A killer app can provide an important niche market for a non-mainstream platform. Aldus PageMaker and Adobe PostScript gave the graphic design and desktop publishing niche to the Apple Macintosh in the late 1980s,[citation needed] a niche it retains to this day[citation needed], despite the fact that PCs running Windows or Linux have been capable of running versions of some of the same applications since the early 1990s. Email was seen as a Killer App for the Internet at its inception.

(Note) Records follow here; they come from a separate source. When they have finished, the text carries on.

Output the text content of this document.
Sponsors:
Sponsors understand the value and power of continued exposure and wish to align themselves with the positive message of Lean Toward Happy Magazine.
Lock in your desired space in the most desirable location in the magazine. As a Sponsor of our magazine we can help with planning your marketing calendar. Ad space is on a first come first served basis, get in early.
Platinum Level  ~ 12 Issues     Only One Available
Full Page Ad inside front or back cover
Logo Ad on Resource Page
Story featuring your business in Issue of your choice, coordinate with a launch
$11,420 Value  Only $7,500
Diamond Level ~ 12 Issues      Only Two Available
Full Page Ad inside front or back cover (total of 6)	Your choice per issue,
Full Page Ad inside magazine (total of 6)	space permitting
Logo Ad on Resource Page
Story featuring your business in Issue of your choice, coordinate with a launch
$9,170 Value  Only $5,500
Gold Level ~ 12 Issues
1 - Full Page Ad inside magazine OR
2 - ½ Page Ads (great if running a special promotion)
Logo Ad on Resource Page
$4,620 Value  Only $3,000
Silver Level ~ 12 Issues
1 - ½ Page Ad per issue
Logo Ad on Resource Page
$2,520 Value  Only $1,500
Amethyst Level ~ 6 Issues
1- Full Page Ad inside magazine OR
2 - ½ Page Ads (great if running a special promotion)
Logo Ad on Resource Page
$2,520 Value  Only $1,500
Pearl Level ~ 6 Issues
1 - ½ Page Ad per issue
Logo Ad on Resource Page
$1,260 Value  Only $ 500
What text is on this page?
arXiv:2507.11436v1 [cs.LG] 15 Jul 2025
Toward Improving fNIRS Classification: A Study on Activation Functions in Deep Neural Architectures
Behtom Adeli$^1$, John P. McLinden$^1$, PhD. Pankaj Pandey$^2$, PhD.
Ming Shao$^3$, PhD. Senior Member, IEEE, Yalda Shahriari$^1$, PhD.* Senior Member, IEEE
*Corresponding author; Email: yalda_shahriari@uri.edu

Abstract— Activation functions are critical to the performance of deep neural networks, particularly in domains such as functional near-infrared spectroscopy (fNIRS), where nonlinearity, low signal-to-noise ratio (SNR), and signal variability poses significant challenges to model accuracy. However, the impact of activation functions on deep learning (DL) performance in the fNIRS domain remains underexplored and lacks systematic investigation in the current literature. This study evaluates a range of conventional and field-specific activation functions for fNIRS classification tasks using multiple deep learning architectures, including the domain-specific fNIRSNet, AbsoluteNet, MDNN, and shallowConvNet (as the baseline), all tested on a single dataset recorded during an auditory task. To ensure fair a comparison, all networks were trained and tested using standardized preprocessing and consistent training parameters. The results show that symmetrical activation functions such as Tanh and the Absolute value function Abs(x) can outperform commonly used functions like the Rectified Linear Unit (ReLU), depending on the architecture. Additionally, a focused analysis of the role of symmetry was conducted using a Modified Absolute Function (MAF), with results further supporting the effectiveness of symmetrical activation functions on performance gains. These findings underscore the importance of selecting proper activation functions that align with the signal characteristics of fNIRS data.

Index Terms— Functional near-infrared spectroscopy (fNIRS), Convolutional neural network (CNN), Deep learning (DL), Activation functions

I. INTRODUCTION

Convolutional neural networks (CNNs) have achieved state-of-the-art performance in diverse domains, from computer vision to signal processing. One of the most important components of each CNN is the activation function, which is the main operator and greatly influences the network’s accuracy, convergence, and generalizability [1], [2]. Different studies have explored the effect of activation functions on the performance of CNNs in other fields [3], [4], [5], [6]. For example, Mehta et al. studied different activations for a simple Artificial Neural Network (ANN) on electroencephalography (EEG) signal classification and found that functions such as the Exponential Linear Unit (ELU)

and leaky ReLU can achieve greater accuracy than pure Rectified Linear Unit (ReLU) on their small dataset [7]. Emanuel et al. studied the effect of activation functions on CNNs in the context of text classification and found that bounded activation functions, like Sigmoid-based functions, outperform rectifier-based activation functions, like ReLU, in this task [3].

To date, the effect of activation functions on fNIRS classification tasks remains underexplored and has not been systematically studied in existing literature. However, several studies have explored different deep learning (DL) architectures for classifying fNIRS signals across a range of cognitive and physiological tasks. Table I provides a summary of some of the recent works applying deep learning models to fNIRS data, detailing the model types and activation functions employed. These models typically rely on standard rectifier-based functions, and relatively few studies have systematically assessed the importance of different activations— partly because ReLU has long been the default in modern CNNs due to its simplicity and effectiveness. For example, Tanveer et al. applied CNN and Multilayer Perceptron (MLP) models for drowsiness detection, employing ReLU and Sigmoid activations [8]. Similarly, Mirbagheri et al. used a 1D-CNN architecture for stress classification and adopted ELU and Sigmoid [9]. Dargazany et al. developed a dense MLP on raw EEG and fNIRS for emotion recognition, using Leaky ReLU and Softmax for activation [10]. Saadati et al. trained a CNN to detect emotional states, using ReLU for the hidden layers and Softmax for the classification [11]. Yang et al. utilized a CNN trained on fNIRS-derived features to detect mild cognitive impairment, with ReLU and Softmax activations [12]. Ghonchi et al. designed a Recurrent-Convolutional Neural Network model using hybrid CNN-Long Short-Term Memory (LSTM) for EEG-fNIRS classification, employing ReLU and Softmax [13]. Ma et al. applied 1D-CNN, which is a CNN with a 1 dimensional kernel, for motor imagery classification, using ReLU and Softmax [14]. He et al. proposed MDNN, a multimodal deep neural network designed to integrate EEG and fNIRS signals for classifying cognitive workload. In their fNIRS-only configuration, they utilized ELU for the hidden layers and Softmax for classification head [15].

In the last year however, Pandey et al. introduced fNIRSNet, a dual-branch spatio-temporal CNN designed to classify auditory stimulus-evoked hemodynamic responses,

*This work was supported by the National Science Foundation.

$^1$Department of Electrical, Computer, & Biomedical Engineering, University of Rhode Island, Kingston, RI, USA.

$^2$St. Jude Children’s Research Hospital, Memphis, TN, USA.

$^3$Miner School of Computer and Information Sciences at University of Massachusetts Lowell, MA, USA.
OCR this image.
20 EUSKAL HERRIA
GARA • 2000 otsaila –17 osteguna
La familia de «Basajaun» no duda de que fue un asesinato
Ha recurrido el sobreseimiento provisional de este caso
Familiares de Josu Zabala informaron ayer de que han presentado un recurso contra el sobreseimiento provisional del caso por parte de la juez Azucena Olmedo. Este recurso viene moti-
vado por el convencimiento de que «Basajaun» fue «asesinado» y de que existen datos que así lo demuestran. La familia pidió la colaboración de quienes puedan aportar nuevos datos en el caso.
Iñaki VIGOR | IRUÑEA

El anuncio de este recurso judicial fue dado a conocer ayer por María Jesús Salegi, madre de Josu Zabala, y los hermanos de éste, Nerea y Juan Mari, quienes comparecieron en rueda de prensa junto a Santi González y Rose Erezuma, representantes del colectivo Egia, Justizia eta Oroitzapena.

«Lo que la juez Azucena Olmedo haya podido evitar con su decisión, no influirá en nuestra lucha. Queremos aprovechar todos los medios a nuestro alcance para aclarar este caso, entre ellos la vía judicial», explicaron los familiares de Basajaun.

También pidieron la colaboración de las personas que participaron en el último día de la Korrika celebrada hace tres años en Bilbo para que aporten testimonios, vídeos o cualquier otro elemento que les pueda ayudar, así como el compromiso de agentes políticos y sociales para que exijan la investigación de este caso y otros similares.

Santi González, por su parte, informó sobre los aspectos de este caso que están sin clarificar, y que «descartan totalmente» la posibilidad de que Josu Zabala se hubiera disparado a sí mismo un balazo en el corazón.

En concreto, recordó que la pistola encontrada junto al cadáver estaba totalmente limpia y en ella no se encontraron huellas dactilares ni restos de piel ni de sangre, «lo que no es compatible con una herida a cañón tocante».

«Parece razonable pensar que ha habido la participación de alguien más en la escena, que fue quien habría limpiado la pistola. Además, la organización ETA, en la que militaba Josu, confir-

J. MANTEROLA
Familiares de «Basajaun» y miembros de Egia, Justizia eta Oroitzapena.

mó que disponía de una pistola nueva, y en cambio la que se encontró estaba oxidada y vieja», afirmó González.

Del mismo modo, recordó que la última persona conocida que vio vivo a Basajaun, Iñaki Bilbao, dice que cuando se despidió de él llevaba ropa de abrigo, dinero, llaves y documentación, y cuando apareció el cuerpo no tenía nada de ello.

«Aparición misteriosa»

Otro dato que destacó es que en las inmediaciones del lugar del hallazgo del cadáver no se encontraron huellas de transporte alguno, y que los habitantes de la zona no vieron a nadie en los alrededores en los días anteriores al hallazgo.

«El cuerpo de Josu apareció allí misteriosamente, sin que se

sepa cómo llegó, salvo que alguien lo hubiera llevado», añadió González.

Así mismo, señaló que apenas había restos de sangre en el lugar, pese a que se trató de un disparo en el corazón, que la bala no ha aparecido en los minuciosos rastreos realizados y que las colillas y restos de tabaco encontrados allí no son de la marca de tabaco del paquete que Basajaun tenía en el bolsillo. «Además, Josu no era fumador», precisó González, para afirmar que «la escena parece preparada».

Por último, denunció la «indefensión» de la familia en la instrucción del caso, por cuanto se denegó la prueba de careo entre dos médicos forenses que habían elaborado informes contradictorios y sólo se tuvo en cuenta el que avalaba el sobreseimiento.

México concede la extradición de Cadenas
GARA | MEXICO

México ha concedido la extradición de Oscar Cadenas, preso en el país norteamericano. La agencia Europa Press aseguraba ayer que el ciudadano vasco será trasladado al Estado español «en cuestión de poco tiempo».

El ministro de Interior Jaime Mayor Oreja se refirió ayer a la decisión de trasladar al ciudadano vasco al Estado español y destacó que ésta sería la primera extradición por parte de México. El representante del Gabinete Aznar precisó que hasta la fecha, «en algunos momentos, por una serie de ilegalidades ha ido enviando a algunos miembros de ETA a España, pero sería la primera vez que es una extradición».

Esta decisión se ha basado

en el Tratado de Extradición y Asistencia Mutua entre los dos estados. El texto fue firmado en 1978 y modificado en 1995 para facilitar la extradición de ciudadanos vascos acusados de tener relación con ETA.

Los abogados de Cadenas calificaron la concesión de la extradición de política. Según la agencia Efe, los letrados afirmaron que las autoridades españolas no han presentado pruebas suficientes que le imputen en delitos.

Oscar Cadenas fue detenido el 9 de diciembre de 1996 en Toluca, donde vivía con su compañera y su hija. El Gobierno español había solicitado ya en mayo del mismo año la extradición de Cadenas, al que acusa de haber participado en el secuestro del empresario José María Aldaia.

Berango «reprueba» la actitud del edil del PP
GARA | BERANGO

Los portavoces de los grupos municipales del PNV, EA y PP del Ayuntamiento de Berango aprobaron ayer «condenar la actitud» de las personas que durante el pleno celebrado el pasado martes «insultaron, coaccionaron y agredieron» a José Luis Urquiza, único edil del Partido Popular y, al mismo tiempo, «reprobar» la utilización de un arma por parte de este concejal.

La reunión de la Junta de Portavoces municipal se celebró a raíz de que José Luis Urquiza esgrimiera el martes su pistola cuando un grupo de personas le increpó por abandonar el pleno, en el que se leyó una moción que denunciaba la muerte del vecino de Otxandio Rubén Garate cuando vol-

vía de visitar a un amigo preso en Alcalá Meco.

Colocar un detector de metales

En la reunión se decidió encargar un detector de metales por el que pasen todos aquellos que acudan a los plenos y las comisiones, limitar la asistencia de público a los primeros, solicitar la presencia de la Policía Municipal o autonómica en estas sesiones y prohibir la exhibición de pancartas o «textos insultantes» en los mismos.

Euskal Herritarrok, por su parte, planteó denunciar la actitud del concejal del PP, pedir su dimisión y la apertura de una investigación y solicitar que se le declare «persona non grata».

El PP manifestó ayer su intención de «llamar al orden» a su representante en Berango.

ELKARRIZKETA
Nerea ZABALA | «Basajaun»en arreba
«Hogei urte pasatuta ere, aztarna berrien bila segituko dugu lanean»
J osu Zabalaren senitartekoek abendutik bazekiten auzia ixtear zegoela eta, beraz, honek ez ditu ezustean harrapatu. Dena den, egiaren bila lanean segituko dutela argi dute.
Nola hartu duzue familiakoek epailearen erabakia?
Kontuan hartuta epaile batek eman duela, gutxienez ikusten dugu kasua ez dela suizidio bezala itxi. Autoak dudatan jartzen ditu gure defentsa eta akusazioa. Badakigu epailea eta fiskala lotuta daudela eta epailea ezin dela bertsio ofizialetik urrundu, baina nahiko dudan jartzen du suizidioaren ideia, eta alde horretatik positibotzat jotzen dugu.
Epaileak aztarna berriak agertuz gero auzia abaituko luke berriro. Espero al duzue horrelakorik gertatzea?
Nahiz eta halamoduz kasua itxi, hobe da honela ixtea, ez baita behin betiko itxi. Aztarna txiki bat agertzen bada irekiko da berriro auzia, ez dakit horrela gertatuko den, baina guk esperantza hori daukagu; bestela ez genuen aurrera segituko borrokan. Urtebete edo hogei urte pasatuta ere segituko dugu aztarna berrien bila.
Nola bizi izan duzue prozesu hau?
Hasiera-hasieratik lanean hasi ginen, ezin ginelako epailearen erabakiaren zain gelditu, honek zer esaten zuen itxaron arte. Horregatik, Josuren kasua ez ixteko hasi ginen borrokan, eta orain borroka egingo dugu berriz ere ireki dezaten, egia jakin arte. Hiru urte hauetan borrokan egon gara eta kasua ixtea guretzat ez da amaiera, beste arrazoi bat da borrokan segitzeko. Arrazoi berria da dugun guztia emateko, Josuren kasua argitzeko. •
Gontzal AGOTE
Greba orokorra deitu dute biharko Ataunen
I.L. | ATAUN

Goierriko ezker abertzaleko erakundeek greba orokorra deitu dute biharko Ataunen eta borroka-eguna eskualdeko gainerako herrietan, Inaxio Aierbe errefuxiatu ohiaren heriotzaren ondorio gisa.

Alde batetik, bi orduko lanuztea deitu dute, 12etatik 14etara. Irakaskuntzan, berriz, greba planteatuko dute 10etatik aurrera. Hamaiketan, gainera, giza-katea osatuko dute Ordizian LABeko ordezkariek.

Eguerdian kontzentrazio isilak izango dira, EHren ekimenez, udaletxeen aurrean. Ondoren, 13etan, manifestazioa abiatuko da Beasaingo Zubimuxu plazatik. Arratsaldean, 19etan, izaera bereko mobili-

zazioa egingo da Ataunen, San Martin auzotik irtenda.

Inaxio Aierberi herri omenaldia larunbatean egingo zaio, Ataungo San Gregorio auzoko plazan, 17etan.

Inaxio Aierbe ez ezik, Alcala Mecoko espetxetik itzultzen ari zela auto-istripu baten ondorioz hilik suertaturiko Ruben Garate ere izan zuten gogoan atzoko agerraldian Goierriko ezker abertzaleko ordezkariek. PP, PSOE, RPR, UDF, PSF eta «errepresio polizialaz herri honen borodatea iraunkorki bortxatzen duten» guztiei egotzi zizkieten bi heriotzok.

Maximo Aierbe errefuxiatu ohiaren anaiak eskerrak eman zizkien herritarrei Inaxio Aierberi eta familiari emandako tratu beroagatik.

The term has also been applied to computer and video games that cause consumers to buy a particular video game console or gaming hardware. An example of a killer application is Star Raiders, released in 1979 on cartridge for the Atari 8-bit computer. Another "killer app", Space Invaders, was released in 1980 and quadrupled sales of then three year old Atari 2600 platform. The VCS became a sell-out over Christmas. Sonic the Hedgehog was also hailed a killer app for the Sega Mega Drive. The Super Nintendo saw Street Fighter II, the Game Boy saw Tetris, the Game Boy Color saw Pokémon and the Nintendo 64 saw much success with the releases of GoldenEye 007, Super Mario 64 and The Legend of Zelda: Ocarina of Time. The original PlayStation revitalized the RPG genre with Final Fantasy VII. Grand Theft Auto 3 was a killer app for the PlayStation 2. The Xbox saw the first-person shooter killer app Halo: Combat Evolved. The Wii had the first killer app oriented to casual gamers and hardcore games alike, the Wii Sports game, bundled with the console in most parts of the world.